O imunizante produzido pelo Instituto Butantan em parceria com o laboratório chinês Sinovac prevê o intervalo entre primeira e segunda doses da vacina contra a Covid-19 de até 28 dias. Até a última quarta-feira, 1.479.489 pessoas receberam a primeira dose da Coronavac, mas cerca de 3,88% delas não retornaram para receber a segunda dentro do prazo.

A Secretaria Municipal de Saúde informou, por meio de nota, que os agentes Comunitários de Saúde alertam a população sobre a importância da imunização correta com as duas doses e também monitoram os pacientes que não tomaram nenhuma das doses ou apenas a primeira delas.

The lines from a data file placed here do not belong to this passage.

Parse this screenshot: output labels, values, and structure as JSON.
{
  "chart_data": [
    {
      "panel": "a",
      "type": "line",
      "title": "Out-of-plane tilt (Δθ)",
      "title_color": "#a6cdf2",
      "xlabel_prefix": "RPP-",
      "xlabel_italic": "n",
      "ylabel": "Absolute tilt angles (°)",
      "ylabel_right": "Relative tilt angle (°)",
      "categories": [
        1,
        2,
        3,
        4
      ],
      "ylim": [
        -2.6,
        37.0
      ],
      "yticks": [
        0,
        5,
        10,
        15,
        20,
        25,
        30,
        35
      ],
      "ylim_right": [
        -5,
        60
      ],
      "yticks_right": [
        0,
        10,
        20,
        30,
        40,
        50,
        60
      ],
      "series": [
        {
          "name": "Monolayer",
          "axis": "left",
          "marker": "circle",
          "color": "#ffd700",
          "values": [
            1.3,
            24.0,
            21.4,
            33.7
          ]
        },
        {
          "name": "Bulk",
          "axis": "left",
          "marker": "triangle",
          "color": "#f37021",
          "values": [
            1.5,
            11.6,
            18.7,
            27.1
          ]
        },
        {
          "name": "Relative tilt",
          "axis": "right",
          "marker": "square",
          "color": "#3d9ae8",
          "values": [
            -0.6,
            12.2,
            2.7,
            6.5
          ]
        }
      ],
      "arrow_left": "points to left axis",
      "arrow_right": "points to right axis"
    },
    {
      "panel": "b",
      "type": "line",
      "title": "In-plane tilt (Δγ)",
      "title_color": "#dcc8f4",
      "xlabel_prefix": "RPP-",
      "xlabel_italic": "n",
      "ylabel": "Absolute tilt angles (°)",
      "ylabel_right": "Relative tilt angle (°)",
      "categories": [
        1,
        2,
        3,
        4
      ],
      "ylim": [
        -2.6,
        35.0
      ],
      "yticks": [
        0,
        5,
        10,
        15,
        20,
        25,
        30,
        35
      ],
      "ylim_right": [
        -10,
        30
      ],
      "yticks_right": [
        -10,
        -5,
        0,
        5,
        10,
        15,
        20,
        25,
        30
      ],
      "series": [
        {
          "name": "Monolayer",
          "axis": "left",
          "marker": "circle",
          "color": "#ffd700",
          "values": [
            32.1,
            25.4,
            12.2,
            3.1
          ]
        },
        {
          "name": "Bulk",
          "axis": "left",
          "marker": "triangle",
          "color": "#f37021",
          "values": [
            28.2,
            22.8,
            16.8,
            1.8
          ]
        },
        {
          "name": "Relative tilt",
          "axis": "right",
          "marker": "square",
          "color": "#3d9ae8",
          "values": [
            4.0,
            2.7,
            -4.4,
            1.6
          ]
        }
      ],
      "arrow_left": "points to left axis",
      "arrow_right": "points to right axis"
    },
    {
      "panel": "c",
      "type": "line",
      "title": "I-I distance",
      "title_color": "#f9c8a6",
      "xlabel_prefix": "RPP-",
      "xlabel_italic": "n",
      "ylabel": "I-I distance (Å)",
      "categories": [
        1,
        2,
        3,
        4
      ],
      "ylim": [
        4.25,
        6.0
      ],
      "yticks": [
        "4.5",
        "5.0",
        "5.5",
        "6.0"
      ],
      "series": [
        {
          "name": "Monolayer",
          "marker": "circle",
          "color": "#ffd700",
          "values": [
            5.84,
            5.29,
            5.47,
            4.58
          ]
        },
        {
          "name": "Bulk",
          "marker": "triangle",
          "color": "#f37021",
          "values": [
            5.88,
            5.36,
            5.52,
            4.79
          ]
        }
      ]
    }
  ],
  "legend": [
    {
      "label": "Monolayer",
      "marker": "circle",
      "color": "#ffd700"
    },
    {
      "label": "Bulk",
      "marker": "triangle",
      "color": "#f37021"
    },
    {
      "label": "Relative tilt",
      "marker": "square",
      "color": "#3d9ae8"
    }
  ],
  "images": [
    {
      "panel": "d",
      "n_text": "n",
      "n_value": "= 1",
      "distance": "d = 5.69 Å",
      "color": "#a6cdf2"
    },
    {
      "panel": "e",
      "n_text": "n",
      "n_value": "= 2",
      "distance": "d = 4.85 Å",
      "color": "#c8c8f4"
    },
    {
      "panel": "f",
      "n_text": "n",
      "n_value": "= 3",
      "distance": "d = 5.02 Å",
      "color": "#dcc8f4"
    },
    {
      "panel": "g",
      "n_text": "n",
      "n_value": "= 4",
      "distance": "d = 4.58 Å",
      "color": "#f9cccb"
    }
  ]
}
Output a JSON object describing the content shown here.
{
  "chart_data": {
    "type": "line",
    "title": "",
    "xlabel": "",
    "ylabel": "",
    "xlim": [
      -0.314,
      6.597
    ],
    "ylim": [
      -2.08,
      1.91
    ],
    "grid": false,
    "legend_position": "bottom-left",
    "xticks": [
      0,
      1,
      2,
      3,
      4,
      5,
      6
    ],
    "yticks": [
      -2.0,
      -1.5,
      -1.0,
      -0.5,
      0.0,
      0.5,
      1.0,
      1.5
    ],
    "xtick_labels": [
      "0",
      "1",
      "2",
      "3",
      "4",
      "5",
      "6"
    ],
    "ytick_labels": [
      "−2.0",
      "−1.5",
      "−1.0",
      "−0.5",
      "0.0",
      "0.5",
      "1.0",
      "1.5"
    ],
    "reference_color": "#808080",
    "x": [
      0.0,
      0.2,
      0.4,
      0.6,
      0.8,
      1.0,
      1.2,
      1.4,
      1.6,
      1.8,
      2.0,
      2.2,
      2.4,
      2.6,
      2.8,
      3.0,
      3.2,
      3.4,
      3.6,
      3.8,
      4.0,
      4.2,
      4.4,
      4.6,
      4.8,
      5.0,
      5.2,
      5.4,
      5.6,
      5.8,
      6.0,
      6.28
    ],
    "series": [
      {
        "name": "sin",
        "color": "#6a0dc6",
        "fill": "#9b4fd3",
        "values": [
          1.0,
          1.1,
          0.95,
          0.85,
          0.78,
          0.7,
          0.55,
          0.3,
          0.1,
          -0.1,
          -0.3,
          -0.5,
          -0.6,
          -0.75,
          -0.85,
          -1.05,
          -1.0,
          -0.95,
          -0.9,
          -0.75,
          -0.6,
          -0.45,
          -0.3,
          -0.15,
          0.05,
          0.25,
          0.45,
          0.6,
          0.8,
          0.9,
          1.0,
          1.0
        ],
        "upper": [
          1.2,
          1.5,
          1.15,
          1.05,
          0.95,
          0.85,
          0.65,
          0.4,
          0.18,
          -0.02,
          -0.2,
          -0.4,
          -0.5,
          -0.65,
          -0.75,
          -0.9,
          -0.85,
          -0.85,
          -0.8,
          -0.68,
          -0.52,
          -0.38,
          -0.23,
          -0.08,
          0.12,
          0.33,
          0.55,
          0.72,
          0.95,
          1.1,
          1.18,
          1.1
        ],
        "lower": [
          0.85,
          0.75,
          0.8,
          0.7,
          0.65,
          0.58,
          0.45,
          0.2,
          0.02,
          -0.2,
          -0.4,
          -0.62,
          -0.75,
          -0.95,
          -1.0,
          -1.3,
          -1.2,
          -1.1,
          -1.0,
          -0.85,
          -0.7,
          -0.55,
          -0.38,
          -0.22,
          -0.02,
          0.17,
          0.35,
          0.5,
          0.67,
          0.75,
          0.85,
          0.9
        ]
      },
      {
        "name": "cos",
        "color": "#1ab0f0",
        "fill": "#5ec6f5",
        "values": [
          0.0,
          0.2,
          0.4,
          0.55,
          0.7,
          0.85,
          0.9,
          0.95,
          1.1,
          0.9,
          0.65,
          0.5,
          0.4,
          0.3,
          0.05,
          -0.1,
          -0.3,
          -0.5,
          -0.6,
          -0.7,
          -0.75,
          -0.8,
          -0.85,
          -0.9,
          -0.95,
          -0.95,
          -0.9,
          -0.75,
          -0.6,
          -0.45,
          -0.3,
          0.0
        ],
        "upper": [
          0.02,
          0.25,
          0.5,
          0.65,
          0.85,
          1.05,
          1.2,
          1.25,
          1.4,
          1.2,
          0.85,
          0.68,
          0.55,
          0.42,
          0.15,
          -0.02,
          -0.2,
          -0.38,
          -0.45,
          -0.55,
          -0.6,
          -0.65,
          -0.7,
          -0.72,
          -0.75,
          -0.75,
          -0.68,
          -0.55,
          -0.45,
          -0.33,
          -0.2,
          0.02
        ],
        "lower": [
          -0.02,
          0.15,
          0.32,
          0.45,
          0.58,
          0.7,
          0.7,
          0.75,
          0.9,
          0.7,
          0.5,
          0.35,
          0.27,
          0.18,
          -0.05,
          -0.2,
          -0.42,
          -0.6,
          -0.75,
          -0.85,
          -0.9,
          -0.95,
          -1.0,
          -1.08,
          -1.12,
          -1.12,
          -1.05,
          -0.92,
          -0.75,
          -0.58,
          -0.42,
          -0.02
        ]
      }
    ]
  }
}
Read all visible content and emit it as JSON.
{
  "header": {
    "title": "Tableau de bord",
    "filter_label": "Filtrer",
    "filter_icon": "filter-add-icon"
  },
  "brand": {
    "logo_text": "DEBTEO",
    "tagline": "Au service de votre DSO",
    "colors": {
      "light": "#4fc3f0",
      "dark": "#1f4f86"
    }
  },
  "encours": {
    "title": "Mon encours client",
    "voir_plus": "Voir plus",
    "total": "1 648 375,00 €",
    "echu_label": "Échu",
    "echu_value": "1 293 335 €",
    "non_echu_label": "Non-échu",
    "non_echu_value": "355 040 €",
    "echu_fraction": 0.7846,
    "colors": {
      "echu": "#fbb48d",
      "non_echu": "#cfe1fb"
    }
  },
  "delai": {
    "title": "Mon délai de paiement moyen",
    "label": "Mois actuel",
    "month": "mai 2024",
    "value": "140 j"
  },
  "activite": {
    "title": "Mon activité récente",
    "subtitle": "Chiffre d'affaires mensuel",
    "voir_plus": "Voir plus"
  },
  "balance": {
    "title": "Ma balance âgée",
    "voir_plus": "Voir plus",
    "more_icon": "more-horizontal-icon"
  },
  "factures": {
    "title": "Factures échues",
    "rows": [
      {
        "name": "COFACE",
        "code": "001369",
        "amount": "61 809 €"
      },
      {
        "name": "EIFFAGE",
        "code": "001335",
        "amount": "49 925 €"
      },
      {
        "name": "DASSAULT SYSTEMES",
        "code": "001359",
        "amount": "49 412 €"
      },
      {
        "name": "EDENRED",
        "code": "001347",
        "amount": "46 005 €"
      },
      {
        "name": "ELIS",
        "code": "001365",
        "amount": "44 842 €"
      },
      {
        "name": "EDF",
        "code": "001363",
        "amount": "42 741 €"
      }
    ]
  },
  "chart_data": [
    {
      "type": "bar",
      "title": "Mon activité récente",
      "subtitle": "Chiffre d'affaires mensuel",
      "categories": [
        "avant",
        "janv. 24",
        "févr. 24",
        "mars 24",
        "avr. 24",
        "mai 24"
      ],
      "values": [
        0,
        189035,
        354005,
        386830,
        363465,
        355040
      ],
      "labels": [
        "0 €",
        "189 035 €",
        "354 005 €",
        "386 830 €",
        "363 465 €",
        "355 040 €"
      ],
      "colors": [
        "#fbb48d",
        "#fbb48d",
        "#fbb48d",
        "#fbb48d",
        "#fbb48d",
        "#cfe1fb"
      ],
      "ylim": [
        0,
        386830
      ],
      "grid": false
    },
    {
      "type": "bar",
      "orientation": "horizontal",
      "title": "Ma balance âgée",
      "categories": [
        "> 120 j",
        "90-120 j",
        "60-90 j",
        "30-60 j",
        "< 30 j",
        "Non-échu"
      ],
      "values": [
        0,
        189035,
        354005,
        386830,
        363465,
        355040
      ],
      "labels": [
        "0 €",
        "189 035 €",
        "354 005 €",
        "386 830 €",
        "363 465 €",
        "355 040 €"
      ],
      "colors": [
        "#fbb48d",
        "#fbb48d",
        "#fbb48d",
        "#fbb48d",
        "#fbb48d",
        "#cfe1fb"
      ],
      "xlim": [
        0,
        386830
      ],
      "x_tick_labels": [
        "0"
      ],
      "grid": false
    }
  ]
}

Em números absolutos, a capital paulista é a cidade que mais aplica doses de vacina no Estado de São Paulo. No entanto, se comparado o percentual em relação à sua população, a cidade ocupa apenas a 269ª posição no ranking de vacinação do governo estadual, com 1.534.779 pessoas imunizadas com a primeira dose até este sábado. O valor representa 12,5% de sua população imunizada.

Etapa atual

A cidade de São Paulo começou a vacinar, neste sábado (10), os profissionais da Educação com idade superior a 47 anos. Além deles, fazem parte do grupo prioritário atual os idosos com 68 anos ou mais, profissionais de saúde com 50 anos ou mais, pessoas em situação de rua cadastradas nos centros de acolhida, trabalhadores de cemitérios públicos e privados do município, trabalhadores no atendimento direto a vulneráveis da SMADS (Secretaria Municipal de Assistência e Desenvolvimento Social) e da SMDHC (Secretaria Municipal de Direitos Humanos e Cidadania).